Later, Ben told me that Max stayed with us longer than he should have. He refused to leave me, knowing how upset I was. “I told him to go and that I’d take care of you. I was worried he’d draw more suspicion to himself.”
My stomach knotted. “I hope he’s safe.”
How could we have foreseen that nothing would keep any of us safe?
Chapter Twenty-Two
I was still in my coat and new dress when the door to the cellar crashed open. Thick leather boots thudded down the stairs. Five rifle-wielding SS surrounded us. Intimidated by their gray uniforms with skull-like insignias on their green collars, I cowered. A chill ran down my spine. Pointed Gewehrs were aimed at our heads when an overweight, tall man blasted down the stairs carrying a huge whip in one hand and a Lugar pistol in the other. He up-motioned his gun at us.
I stumbled to stand, to get my bearings. Ben didn’t move. “Up!” barked one of the officers.
Ben fumbled to his feet, but his legs wouldn’t hold him. He wobbled before he fell back down.
“Are you deaf, pig?” The goliath, overbearing officer with the whip spat at Ben. “Get up! Now!”
An officer, who looked no older than Ben (twenty-six), shouted something with such venom that I could barely make out what he said. My heart flew into my throat. The pounding in my ears obliterated all sounds but my internal panic. Fear had robbed me of my voice and ability to hear, but I could still see. I saw my brother trembling as he tenuously stood next to me.
The ominous, obese officer swiped the crop across his thigh in a threatening gesture. “Fie! So, we have found another pigsty,” he smirked and swaggered toward me. His breath upon my face smelled of peppermint schnapps. “You are little for a swine.” He moved the butt end of the whip across my face and down into the opening of my coat. Spreading the lapel, his hand slid lower on the rod, close to my left breast. With his other hand, he put his pistol in the holster on his leather belt. Bringing that hand up more deftly than I imagined such a fat man could, he slapped me across my cheek with such force that he knocked me into Ben. Ben’s body tensed against mine. I could tell that my big brother wanted to protect me. Fearing he would lash out and get himself killed, I quietly squeezed his arm and searched his eyes in a silent plea for him to stay calm. “A smart Jew…” The fat officer turned to his subordinates—their weapons pointed—and continued, “She knows not to open that slovenly mouth of hers.”

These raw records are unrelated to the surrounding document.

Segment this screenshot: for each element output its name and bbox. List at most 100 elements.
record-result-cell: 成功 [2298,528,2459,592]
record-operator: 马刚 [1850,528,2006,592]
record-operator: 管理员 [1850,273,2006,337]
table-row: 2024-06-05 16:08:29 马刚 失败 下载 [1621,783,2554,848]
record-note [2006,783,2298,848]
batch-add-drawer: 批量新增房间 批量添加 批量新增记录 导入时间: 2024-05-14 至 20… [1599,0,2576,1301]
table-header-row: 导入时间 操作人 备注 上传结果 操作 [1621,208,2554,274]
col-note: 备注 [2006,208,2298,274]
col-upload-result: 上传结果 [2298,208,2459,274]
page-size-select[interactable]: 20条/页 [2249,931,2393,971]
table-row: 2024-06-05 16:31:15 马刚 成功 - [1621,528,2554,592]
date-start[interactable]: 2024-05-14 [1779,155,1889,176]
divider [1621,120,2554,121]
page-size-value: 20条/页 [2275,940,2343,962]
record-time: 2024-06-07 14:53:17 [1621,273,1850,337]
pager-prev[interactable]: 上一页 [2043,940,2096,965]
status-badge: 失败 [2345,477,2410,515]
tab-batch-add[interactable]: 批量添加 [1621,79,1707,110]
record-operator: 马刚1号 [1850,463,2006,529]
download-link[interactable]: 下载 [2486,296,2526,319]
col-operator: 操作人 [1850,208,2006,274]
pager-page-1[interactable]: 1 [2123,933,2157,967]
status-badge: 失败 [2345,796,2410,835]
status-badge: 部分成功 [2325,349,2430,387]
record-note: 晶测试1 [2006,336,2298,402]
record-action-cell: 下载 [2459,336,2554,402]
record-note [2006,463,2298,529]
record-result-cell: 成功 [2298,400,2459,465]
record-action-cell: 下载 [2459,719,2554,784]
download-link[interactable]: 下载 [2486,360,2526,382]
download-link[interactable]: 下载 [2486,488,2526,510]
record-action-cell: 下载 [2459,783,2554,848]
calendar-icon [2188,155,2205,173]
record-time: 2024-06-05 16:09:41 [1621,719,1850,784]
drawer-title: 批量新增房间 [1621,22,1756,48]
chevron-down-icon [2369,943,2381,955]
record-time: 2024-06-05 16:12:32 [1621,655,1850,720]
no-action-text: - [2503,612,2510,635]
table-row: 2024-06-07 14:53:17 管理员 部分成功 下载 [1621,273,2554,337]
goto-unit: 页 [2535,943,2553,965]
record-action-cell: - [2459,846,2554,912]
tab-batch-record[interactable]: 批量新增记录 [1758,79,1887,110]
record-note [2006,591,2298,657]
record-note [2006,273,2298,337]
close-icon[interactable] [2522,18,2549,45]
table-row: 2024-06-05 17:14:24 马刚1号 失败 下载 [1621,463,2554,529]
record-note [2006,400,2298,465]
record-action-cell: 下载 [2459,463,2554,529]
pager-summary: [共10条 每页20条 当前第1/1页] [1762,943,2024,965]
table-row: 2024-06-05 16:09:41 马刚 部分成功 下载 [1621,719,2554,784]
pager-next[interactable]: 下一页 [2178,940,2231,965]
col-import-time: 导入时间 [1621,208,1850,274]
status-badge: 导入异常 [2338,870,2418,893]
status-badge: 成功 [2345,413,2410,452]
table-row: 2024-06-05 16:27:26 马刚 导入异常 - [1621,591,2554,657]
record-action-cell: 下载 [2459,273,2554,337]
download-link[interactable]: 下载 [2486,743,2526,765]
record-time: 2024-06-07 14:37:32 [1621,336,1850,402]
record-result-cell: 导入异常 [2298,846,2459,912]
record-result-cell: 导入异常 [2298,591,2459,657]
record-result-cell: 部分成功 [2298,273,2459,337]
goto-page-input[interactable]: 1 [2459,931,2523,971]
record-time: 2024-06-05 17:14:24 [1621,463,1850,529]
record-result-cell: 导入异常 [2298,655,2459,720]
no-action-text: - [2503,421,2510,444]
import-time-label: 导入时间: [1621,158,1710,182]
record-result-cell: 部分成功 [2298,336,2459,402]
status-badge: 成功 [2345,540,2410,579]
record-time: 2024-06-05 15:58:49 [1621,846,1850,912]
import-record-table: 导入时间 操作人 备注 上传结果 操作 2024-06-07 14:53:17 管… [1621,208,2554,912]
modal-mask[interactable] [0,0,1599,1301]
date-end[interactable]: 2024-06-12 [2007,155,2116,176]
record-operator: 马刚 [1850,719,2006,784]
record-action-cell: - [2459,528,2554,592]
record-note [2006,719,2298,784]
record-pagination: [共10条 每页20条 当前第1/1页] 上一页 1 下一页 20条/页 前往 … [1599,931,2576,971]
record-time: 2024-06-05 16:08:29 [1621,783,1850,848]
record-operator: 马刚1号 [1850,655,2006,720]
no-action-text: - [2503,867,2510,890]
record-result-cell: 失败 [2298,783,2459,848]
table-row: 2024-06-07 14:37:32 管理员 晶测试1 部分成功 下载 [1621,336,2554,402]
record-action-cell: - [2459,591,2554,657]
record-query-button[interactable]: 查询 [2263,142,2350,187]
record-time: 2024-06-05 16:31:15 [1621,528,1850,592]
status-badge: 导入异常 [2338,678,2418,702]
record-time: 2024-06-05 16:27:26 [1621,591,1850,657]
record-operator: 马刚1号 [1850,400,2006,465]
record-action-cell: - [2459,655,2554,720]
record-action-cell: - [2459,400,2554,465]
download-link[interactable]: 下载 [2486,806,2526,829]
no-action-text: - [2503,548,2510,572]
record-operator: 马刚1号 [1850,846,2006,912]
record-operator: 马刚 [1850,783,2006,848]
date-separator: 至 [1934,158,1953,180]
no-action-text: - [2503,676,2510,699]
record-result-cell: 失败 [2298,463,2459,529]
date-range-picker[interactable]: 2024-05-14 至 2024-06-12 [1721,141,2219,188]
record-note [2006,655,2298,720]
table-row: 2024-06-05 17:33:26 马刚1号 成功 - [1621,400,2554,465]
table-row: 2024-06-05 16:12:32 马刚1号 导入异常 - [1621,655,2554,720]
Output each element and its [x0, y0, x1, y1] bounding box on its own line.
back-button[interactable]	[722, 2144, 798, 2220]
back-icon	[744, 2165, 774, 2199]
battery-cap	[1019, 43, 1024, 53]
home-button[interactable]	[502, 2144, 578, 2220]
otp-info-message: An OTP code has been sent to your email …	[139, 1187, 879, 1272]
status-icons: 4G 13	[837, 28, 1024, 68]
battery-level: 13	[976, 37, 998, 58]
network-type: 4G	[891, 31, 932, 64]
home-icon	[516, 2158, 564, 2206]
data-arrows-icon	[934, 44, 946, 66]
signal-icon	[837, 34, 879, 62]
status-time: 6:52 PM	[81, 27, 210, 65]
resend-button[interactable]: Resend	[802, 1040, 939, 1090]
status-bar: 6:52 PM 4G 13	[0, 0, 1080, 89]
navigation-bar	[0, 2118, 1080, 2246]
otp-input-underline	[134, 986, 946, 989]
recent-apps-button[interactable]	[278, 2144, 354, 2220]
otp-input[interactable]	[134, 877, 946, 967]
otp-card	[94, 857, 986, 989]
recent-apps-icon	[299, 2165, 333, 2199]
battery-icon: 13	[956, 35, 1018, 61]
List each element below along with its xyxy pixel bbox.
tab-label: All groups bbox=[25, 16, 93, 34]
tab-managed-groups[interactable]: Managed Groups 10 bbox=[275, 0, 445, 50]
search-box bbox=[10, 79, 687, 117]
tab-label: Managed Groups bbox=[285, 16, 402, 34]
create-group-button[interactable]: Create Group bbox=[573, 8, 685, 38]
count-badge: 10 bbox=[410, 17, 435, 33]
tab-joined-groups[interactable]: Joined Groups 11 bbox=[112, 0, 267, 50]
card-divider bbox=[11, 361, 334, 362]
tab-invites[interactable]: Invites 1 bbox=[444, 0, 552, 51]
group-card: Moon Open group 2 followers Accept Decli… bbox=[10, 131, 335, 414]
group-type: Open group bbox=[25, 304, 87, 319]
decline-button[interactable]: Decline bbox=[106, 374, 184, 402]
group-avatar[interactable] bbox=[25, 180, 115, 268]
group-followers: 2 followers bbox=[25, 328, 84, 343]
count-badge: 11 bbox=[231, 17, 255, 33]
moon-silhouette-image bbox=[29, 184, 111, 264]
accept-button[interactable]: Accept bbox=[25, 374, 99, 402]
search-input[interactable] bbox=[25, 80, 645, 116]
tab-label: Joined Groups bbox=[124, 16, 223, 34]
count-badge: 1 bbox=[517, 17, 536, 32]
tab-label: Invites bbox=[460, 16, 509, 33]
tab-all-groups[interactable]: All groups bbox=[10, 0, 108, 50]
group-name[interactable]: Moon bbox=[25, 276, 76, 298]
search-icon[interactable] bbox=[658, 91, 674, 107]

The group of sycophants signaled agreement with their laughs. “Yeah, yeah,” came their imbecilic responses.
I wanted to confiscate one of their guns and shoot all of them through their hearts. I wanted warm bullets to find their frigid, calculating, stone-hard souls.
The commander spoke
in a low, even tone when he said, “Today is your lucky day. You are being transferred out of this pigsty.” His words, and the way he spoke them, sounded hopeful, but this ogre didn’t seem capable of anything but malevolence. Then, as if by some dastardly design, he read my mind and replied, “You are going to one of our relocation camps.”
The word camp sent me into a silent panic. Ben’s wide-eyed look made me feel sick to my stomach. I couldn’t get enough air to fill my lungs because my breaths were so shallow. When I started to hyperventilate, one of the SS who looked too much like Max grabbed me under my arms and dragged me up the stairs. The front of my legs hit each riser so that they were aching and bloody when he finally released me outside. After a few steps that felt like moving through quicksand, I fell once again. As the younger SS cursed several foul-sounding words under his breath, he yanked my arms and dragged me. My feet dangled behind like a swimmer trying to stay afloat as I desperately tried to stand on them and walk while being manhandled. With snow and dirt stuck to my legs, he threw me in the back of a bread truck the Nazis had converted to haul prisoners.
Ben was marched out of the farmhouse with rifles held to his back. He was able to walk. Barely. Droplets of sweat froze on his forehead when he reached the cold outside air. His bulging eyes were as wide as oceans. I ached at the sight of his terrified defenselessness. They shoved him into the truck and slammed the door. Helping me to my feet, Ben whispered, “Are you all right?”